Издательство АЗБУКА®

Глава первая

Мисс Джейн Нил встретилась со своим Создателем ранним воскресным утром, в День благодарения. Это стало для всех большой неожиданностью. Смерть мисс Нил не была естественной, если только не считать, что все происходящее свершается в соответствии с неким планом свыше. Если так, то Джейн Нил на протяжении всех своих семидесяти шести лет шла к этому последнему мгновению, когда смерть настигла ее в великолепном кленовом лесу на окраине деревни Три Сосны. Она упала, раскинув руки и ноги в стороны, словно хотела сделать ангела в ярких шуршащих листьях.

Старший инспектор Арман Гамаш из Квебекской полиции опустился на колени, которые при этом издали звук, похожий на выстрел из охотничьего ружья; его большие выразительные руки замерли над крохотной капелькой крови, запятнавшей ворсистый кардиган Джейн, как будто Гамаш хотел, подобно волшебнику, залечить рану и вернуть женщину к жизни. Но это было ему не по силам. Не было у него такого дара. К счастью, он обладал другими талантами. Он наклонился над телом, и в нос ему ударил запах нафталина – запах духов его бабушки. Ласковые и добрые глаза Джейн смотрели на него с удивлением.
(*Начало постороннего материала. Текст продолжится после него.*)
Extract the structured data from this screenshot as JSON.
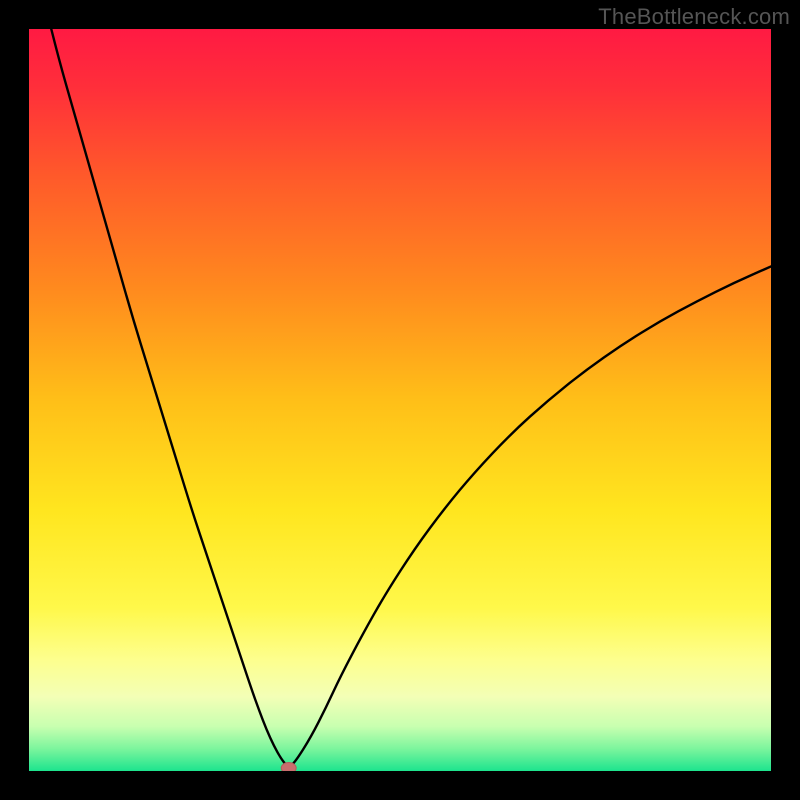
{
  "watermark": "TheBottleneck.com",
  "colors": {
    "frame": "#000000",
    "curve": "#000000",
    "marker_fill": "#c96d6d",
    "marker_stroke": "#b25d5d",
    "gradient_stops": [
      {
        "offset": 0.0,
        "color": "#ff1a43"
      },
      {
        "offset": 0.08,
        "color": "#ff2f3a"
      },
      {
        "offset": 0.2,
        "color": "#ff5a2a"
      },
      {
        "offset": 0.35,
        "color": "#ff8a1e"
      },
      {
        "offset": 0.5,
        "color": "#ffbf18"
      },
      {
        "offset": 0.65,
        "color": "#ffe61f"
      },
      {
        "offset": 0.78,
        "color": "#fff84a"
      },
      {
        "offset": 0.85,
        "color": "#fdff8e"
      },
      {
        "offset": 0.9,
        "color": "#f3ffb6"
      },
      {
        "offset": 0.94,
        "color": "#c8ffb0"
      },
      {
        "offset": 0.97,
        "color": "#7cf59d"
      },
      {
        "offset": 1.0,
        "color": "#1de48e"
      }
    ]
  },
  "chart_data": {
    "type": "line",
    "title": "",
    "xlabel": "",
    "ylabel": "",
    "xlim": [
      0,
      100
    ],
    "ylim": [
      0,
      100
    ],
    "grid": false,
    "series": [
      {
        "name": "bottleneck-curve",
        "x": [
          3,
          4,
          6,
          8,
          10,
          12,
          14,
          16,
          18,
          20,
          22,
          24,
          26,
          28,
          30,
          31,
          32,
          33,
          34,
          35,
          36,
          38,
          40,
          42,
          45,
          48,
          52,
          56,
          60,
          65,
          70,
          75,
          80,
          85,
          90,
          95,
          100
        ],
        "y": [
          100,
          96,
          89,
          82,
          75,
          68,
          61,
          54.5,
          48,
          41.5,
          35,
          29,
          23,
          17,
          11,
          8.2,
          5.6,
          3.4,
          1.6,
          0.4,
          1.4,
          4.6,
          8.5,
          12.8,
          18.5,
          23.8,
          30.0,
          35.4,
          40.2,
          45.5,
          50.0,
          54.0,
          57.5,
          60.6,
          63.3,
          65.8,
          68.0
        ]
      }
    ],
    "marker": {
      "x": 35,
      "y": 0.4,
      "label": ""
    }
  }
}
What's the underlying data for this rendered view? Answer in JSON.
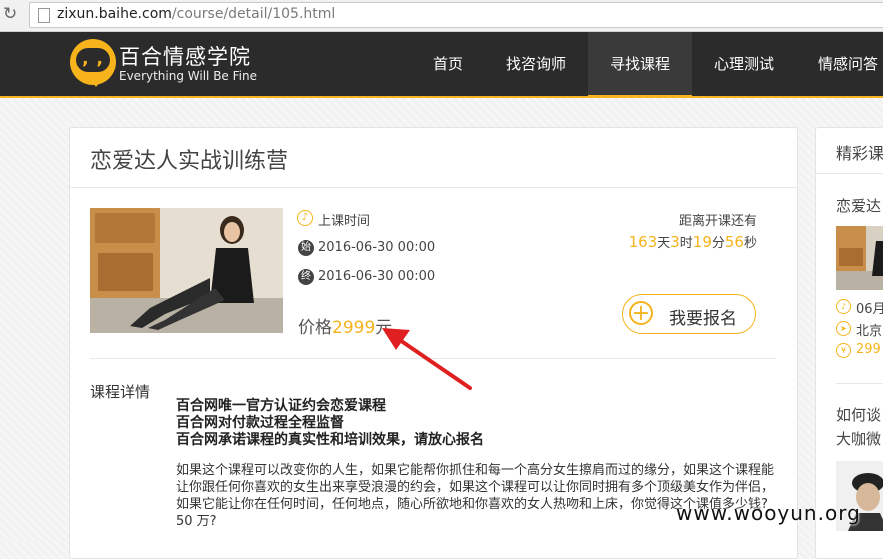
{
  "browser": {
    "url_host": "zixun.baihe.com",
    "url_path": "/course/detail/105.html"
  },
  "nav": {
    "logo_title": "百合情感学院",
    "logo_sub": "Everything Will Be Fine",
    "items": [
      "首页",
      "找咨询师",
      "寻找课程",
      "心理测试",
      "情感问答"
    ],
    "active_index": 2
  },
  "course": {
    "title": "恋爱达人实战训练营",
    "class_time_label": "上课时间",
    "start_badge": "始",
    "start": "2016-06-30 00:00",
    "end_badge": "终",
    "end": "2016-06-30 00:00",
    "price_label": "价格",
    "price": "2999",
    "price_unit": "元",
    "countdown_label": "距离开课还有",
    "countdown": {
      "days": "163",
      "days_unit": "天",
      "hours": "3",
      "hours_unit": "时",
      "minutes": "19",
      "minutes_unit": "分",
      "seconds": "56",
      "seconds_unit": "秒"
    },
    "enroll_label": "我要报名",
    "detail_label": "课程详情",
    "highlights": [
      "百合网唯一官方认证约会恋爱课程",
      "百合网对付款过程全程监督",
      "百合网承诺课程的真实性和培训效果，请放心报名"
    ],
    "description": "如果这个课程可以改变你的人生，如果它能帮你抓住和每一个高分女生擦肩而过的缘分，如果这个课程能让你跟任何你喜欢的女生出来享受浪漫的约会，如果这个课程可以让你同时拥有多个顶级美女作为伴侣，如果它能让你在任何时间，任何地点，随心所欲地和你喜欢的女人热吻和上床，你觉得这个课值多少钱?",
    "answer": "50 万?"
  },
  "side": {
    "title": "精彩课",
    "course_name": "恋爱达",
    "row1": "06月",
    "row2": "北京",
    "row3": "299",
    "question_line1": "如何谈",
    "question_line2": "大咖微"
  },
  "watermark": "www.wooyun.org",
  "colors": {
    "accent": "#f6b31c",
    "nav_bg": "#2b2b2b",
    "arrow": "#e02020"
  }
}
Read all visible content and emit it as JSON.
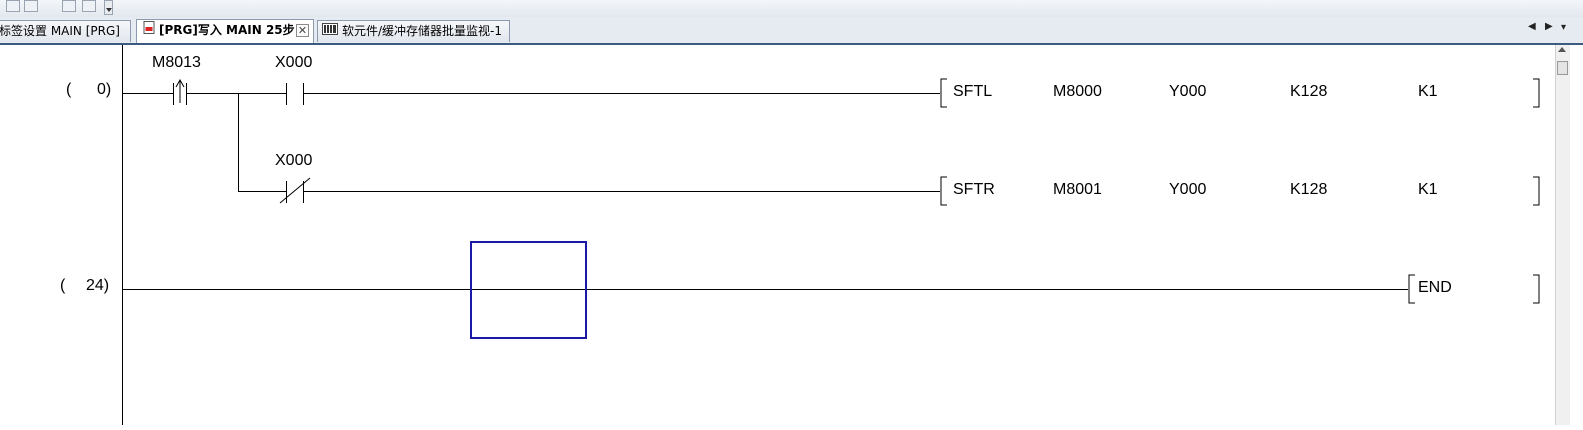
{
  "toolbar": {
    "buttons": [
      "toolbar-button-1",
      "toolbar-button-2",
      "toolbar-button-3",
      "toolbar-button-4"
    ]
  },
  "tabs": [
    {
      "label": "标签设置 MAIN [PRG]",
      "active": false
    },
    {
      "label": "[PRG]写入 MAIN 25步",
      "active": true,
      "icon": "program-icon",
      "close": "✕"
    },
    {
      "label": "软元件/缓冲存储器批量监视-1",
      "active": false,
      "icon": "monitor-icon"
    }
  ],
  "tab_nav": {
    "prev": "◀",
    "next": "▶",
    "menu": "▾"
  },
  "ladder": {
    "rungs": [
      {
        "step_open": "(",
        "step": "0)",
        "contacts": [
          {
            "device": "M8013",
            "type": "rising-edge"
          },
          {
            "device": "X000",
            "type": "normally-open"
          }
        ],
        "instruction": {
          "mnemonic": "SFTL",
          "operands": [
            "M8000",
            "Y000",
            "K128",
            "K1"
          ]
        }
      },
      {
        "branch": true,
        "contacts": [
          {
            "device": "X000",
            "type": "normally-closed"
          }
        ],
        "instruction": {
          "mnemonic": "SFTR",
          "operands": [
            "M8001",
            "Y000",
            "K128",
            "K1"
          ]
        }
      },
      {
        "step_open": "(",
        "step": "24)",
        "instruction": {
          "mnemonic": "END",
          "operands": []
        }
      }
    ],
    "cursor_color": "#1a1aa6"
  }
}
А он с удивлением смотрел на нее. Это была его маленькая тайна. Нет-нет, он никогда прежде не видел эту женщину. Дело не в этом. Его маленькая тайна состояла в том, что в пятьдесят пять лет, на вершине долгой и теперь явно застопорившейся карьеры, насильственная смерть все еще продолжала удивлять его. Это было странно для главы отдела по расследованию убийств и, возможно, составляло одну из причин, по которой он не поднялся выше по служебной лестнице в циничном мире полиции. Гамаш всегда надеялся, что кто-то ошибся и никакого мертвого тела нет. Но, глядя на холодеющее тело мисс Нил, ошибиться было нельзя. Поднявшись на ноги с помощью инспектора Бовуара, Гамаш задумчиво застегнул свой перелицованный плащ «Берберри», спасаясь от октябрьского холода.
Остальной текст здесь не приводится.